Challenges include inequitable access, selection bias, data accessibility, non-standard data (quality and formatting concerns), non-traditional sampling, and a long list of ethical considerations—e.g., Are data private or public? Should users be asked to participate or can consent be waived? Does anonymity need to be protected? When might an institutional review board need to be involved?
Researchers need to weigh potential harms against potential public benefits, continues Reno, as well as legal concerns and site terms and conditions. Facebook is more protective of user data and may not make it readily accessible to people free of charge.
Kwan discussed a research project that used Twitter in a partnership with the social media groups #BTSM (Brain Tumor Social Media) and #HPM (hospice and palliative medicine) to learn the quality-of-life concerns of patients and assess how well they aligned with palliative care services. Tweet chats were held at a set time once a week and the 20-22 pages of the transcribed conversation were downloaded for content analysis by Symplur.
Several hundred unique tweets and themes emerged, addressing quality of life in the context of healthcare and identifying the need for better support for care partners, says Kwan. Patients and care partners also expressed their preference for quality-of-life discussions to happen early but not at initial diagnosis. All participants agreed up front to be potentially quoted in the intended research paper.
Knowing the audience, including influencers, is important when using social media, Kwan says. As data sources, social media can provide unstructured data (text and images stored in a native format), structured data (e.g., profile data), and metadata (e.g., user-generated hashtags or keywords).
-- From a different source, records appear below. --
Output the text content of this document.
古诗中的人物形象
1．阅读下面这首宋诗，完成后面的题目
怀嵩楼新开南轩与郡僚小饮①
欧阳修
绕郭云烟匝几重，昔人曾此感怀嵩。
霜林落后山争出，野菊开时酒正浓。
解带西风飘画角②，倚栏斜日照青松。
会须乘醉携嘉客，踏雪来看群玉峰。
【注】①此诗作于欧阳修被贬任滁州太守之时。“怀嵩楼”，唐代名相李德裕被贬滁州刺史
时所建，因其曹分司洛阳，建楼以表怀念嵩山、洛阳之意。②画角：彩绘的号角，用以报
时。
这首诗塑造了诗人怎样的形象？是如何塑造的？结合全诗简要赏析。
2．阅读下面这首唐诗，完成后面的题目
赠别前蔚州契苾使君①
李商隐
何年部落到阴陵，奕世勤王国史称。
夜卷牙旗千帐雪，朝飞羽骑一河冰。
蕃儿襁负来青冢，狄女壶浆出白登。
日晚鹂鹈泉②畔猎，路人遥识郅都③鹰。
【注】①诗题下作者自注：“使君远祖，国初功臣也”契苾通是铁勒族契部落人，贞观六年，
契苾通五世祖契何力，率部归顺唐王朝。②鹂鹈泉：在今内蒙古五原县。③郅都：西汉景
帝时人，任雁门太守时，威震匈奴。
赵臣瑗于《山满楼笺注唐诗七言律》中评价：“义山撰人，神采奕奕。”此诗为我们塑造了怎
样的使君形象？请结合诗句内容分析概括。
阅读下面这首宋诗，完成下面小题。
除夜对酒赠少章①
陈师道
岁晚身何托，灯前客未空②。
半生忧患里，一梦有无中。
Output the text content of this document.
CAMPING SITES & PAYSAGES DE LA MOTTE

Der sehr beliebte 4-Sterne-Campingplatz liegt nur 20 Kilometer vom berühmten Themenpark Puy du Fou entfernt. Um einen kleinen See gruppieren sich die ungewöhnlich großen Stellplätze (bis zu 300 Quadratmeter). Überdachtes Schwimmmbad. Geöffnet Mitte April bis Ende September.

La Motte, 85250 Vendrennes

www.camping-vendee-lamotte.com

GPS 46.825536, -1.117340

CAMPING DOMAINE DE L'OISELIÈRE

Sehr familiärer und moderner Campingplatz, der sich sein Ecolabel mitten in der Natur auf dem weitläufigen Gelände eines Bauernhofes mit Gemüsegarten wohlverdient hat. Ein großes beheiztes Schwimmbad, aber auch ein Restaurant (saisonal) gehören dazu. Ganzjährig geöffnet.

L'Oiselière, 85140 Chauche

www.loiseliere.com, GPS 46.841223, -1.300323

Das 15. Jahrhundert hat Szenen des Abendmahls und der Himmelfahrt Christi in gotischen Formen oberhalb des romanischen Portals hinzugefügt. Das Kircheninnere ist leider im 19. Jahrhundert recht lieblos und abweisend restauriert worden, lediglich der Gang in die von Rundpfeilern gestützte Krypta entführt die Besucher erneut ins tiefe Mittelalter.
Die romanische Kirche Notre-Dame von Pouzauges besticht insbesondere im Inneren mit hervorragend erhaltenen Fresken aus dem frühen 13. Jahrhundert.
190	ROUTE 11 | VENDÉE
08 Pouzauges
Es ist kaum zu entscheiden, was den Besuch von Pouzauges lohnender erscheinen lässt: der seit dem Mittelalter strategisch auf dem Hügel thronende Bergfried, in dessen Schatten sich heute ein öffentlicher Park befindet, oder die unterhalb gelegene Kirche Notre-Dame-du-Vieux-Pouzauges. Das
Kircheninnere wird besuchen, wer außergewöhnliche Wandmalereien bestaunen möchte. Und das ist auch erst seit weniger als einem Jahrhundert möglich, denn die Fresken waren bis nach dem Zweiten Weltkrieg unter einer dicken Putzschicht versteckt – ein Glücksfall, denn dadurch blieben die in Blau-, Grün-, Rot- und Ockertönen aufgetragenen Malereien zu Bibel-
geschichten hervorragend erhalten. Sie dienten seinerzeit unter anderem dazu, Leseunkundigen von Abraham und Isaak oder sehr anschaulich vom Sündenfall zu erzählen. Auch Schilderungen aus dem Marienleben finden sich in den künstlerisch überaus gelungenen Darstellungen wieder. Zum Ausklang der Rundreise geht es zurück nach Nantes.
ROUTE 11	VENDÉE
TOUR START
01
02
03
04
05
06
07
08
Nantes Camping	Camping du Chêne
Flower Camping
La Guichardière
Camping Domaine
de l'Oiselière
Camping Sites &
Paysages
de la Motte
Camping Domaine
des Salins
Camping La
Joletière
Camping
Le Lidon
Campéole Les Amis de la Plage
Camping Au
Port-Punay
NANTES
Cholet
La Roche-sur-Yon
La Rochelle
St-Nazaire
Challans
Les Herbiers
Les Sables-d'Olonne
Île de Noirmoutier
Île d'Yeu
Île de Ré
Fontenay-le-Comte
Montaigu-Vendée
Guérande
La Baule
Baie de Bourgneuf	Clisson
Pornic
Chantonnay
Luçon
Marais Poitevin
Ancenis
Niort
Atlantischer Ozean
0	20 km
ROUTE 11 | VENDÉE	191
The data can be mined manually, by transcribing posts by hand; using an API (free for 1% of tweets on Twitter); or using a third-party platform such as Symplur ($5,000 expense for the University of Colorado project), she adds. Data processing options include named-entity recognition and normalization as well as text mining techniques to extract features from free text—among them N-gram, sentence dependency-based word embeddings, dictionary lookup, and an algorithm based on fuzzy adaptive resonance theory.
Social listening tools used by companies to understand their customer base and what people are saying about their brand are also available to deploy for pragmatic research purposes, says Reno. The options here include CrowdTangle, Agorapulse, Hootsuite, Iconosquare, and Sprout Social—each specializing in a different area—but the outlay can get hefty. Facebook also has A/B testing to assess strategies for posts.
Who might be needed on the research team? A qualitative methodologist for content analysis and a biostatistician for data mining and network analysis, says Kwan. Additional team members would include social media engagement experts, and patient and community stakeholder representatives.
When the Symplur tool was used for network analysis of tweets referencing #BTSM over six years, Kwan says, researchers could see who was tweeting, how they were connected, and the major influencers (e.g., MD Anderson, National Brain Tumor Society, and the NCI Neuro-Oncology Branch at the National Institutes of Health). Knowing the influencers is useful when trying to share content and disseminate what has been learned.
Concluding advice of the speakers about social media data mining and analysis were to consider the audience, platform, research type, needed partners, and potential availability of data types. Social media users can opt to give researchers access to their account to collect trace data on people in their network, Reno notes.